We, the undersigned, who have experience of working with young people, volunteer to be part of a task force ready to work with the government to design and launch the programme. We are entirely open about how this proposal could be turned into reality, and to what degree it can build on existing initiatives – but we do know that our young urgently deserve a national response.
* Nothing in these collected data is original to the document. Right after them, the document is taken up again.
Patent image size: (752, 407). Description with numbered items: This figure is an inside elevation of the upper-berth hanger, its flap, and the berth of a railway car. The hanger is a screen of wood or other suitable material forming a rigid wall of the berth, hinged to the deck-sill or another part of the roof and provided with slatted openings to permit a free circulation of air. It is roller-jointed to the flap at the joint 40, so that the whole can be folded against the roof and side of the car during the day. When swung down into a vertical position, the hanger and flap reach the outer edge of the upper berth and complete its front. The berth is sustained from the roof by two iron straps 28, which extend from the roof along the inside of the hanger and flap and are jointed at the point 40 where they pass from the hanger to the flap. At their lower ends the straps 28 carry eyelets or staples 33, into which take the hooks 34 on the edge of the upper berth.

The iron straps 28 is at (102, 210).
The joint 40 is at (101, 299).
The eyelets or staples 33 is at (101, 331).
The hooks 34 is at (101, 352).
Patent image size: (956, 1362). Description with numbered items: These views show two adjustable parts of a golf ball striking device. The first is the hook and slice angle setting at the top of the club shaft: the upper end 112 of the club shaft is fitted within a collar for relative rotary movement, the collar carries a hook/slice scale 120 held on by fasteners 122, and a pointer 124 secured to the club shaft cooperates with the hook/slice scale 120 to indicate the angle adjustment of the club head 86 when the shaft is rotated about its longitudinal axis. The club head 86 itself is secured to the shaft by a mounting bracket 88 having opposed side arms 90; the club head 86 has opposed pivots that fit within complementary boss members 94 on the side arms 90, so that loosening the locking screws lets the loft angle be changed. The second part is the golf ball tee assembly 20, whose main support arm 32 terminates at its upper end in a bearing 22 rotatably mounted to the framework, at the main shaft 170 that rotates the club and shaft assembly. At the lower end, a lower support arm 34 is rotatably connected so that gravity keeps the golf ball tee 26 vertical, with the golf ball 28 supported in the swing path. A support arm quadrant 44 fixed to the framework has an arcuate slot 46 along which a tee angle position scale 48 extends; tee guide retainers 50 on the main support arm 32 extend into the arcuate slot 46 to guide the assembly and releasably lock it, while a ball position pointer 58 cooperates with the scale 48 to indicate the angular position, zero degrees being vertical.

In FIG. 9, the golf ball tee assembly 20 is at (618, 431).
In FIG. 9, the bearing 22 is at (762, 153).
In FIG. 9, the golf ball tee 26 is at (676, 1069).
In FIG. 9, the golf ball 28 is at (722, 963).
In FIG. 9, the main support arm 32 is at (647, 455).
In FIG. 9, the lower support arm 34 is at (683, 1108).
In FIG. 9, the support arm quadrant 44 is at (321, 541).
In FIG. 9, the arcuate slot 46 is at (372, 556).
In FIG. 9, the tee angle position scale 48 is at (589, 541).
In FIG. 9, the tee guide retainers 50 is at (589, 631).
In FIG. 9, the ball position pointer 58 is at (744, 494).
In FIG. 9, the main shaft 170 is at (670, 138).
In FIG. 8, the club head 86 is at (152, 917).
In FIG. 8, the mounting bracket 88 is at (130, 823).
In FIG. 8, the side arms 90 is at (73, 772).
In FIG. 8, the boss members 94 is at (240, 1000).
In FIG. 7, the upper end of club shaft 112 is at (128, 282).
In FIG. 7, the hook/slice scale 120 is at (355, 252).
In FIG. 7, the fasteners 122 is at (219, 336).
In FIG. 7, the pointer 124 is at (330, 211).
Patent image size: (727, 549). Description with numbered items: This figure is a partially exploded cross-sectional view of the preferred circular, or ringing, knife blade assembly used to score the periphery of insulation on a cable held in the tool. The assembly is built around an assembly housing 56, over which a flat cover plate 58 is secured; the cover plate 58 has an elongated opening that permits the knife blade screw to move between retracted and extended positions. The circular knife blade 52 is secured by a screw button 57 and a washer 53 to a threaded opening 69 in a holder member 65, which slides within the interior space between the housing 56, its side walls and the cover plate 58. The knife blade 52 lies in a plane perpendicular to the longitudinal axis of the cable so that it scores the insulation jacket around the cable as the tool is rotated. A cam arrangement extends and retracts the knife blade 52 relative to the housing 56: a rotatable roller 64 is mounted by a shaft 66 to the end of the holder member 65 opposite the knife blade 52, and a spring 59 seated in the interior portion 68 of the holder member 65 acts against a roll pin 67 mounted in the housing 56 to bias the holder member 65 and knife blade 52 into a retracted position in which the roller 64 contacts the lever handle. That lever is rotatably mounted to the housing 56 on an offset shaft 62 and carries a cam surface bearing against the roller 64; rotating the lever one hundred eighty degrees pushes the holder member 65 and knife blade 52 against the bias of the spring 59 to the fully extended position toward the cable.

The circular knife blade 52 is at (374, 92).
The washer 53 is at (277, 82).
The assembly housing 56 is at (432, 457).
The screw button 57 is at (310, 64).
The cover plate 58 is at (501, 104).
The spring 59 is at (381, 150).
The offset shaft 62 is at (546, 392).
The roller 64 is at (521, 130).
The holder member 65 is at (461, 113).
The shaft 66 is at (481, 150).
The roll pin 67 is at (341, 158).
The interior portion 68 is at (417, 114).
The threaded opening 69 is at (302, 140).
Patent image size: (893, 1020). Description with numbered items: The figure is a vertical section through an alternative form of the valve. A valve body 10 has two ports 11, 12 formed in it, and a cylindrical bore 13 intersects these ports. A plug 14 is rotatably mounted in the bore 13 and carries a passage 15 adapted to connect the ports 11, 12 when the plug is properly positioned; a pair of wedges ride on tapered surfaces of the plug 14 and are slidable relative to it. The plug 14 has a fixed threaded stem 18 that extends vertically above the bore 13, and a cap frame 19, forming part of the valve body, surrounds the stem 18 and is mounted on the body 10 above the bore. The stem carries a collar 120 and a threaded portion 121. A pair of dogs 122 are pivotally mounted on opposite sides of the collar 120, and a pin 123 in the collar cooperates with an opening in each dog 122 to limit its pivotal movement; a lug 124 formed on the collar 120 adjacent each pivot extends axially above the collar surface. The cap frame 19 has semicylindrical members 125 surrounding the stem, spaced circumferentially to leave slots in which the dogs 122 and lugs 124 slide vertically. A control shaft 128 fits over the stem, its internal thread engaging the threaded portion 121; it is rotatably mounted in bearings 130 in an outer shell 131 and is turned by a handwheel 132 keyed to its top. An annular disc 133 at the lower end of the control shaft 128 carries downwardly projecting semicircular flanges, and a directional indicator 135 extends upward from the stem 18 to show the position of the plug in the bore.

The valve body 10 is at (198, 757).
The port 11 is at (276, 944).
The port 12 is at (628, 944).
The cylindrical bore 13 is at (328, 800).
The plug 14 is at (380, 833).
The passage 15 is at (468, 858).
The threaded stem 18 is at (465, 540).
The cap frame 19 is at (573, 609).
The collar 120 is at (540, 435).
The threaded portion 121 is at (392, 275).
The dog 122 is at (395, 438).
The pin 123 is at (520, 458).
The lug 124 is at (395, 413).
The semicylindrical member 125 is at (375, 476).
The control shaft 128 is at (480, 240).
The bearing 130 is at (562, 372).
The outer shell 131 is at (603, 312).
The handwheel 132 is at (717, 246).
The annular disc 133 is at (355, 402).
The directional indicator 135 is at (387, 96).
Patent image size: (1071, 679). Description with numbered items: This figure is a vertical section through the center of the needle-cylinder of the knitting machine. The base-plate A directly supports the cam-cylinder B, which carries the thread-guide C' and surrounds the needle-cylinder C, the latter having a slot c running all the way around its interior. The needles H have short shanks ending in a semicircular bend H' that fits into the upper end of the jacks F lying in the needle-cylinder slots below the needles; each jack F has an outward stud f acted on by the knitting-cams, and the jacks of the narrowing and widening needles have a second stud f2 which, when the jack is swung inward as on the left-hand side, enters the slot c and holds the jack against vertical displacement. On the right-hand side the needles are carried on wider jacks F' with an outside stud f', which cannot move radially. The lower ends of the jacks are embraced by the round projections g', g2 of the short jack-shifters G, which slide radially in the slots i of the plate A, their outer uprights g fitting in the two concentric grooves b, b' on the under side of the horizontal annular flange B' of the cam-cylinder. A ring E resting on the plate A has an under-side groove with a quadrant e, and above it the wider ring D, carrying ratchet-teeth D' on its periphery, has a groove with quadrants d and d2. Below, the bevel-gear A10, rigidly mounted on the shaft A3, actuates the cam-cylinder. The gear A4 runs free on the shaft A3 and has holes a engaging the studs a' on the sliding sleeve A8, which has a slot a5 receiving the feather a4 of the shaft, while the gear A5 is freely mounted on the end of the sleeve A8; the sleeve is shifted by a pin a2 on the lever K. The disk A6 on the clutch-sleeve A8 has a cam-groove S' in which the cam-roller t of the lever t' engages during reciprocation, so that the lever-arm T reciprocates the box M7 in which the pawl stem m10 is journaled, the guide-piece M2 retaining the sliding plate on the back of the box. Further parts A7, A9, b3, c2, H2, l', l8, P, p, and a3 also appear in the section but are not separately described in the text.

The Youth Corps has the potential to be a crucial building block in getting the whole of Britain back to work, both in providing opportunities for young people at a crucial moment in their lives and in creating an army of workers who can help propel a faster economic recovery than would otherwise be the case. It is a moral and economic imperative.

Yours faithfully,

Rushanara Ali, MP Co-founder and Chair of UpRising and One Million Mentors

Sarah Atkinson, Social Mobility Foundation

Richard Brabner, UPP Foundation

John Craven, upReach

Roger Harding, Reclaim

Will Hutton, Hertford College, University of Oxford

Kirsty McHugh, Mayor’s Fund for London

Steve Moffitt, Create Jobs

Julie Sneddon, Working Options in Education

Kerry O’Brien, Young Urban Arts Foundation

Anand Shukla, Brightside

Chris Wright, Catch22

If you are interested in being part of the Youth Corps, please go to

change.org/youthcorps

One comment

  1. Have been wondering how to respond to this initiative.As the authors say young people need a national response,however, the rationale is completely premised on the pandemic/debacle.
    Whilst true, this brings it’s own particular issues.It does seem to me that young people,like all of us,after 40 years of mass unemployment.Apparently mitigated by similar initiatives, actually need full time jobs, with careers, long term possibilities. Paid the rate for the job,trade union rights, training ,development etc.
    I.e.,the kind of work and wages etc that the writers and backers of this initiative have for themselves.This is not to be tart,but to recognize, the continuities across,the length and breadth of such bright ideas/initiative s. Short term,paid lower rates, shakes on rights/ representation.As well as hopeful about progression etc.Surely we should at least start from a position of what do we expect for ourselves and others?
    What kind of world do we want to live in? How do we ensure equity and the good life for all.? It is this lack of vision,aspiration,purpose and ambition that to be honest is shameful. And to my mind,betrays the low expectations of post pandemic world.
    This is particularly concerning as this is from the progressive,self defined,end of the social,civic ,political spectrum.This is not to be personally nasty. But it is to say…….
    Surely in the light of the naked,glaring health care, life and socially , ethnically and poverty/ inequalities.And how they affect/ influence our chances of surviving.Surely we could aspire to more? Especially,given the wealth of our society, concentrated and wallowed in by a small structured elite?
    Are we to Passover/ forget the possibilities of critical engagement in the world? The possibilities of our slogan another World is possible? Surely the core,in various ways and forms, of our work with young people and there communities.?
    Encouraging them to become who they want to be in a world they actively engage and create.
    So let’s chat, row, sulk,giggle and collectively work out what they might look like and work towards it.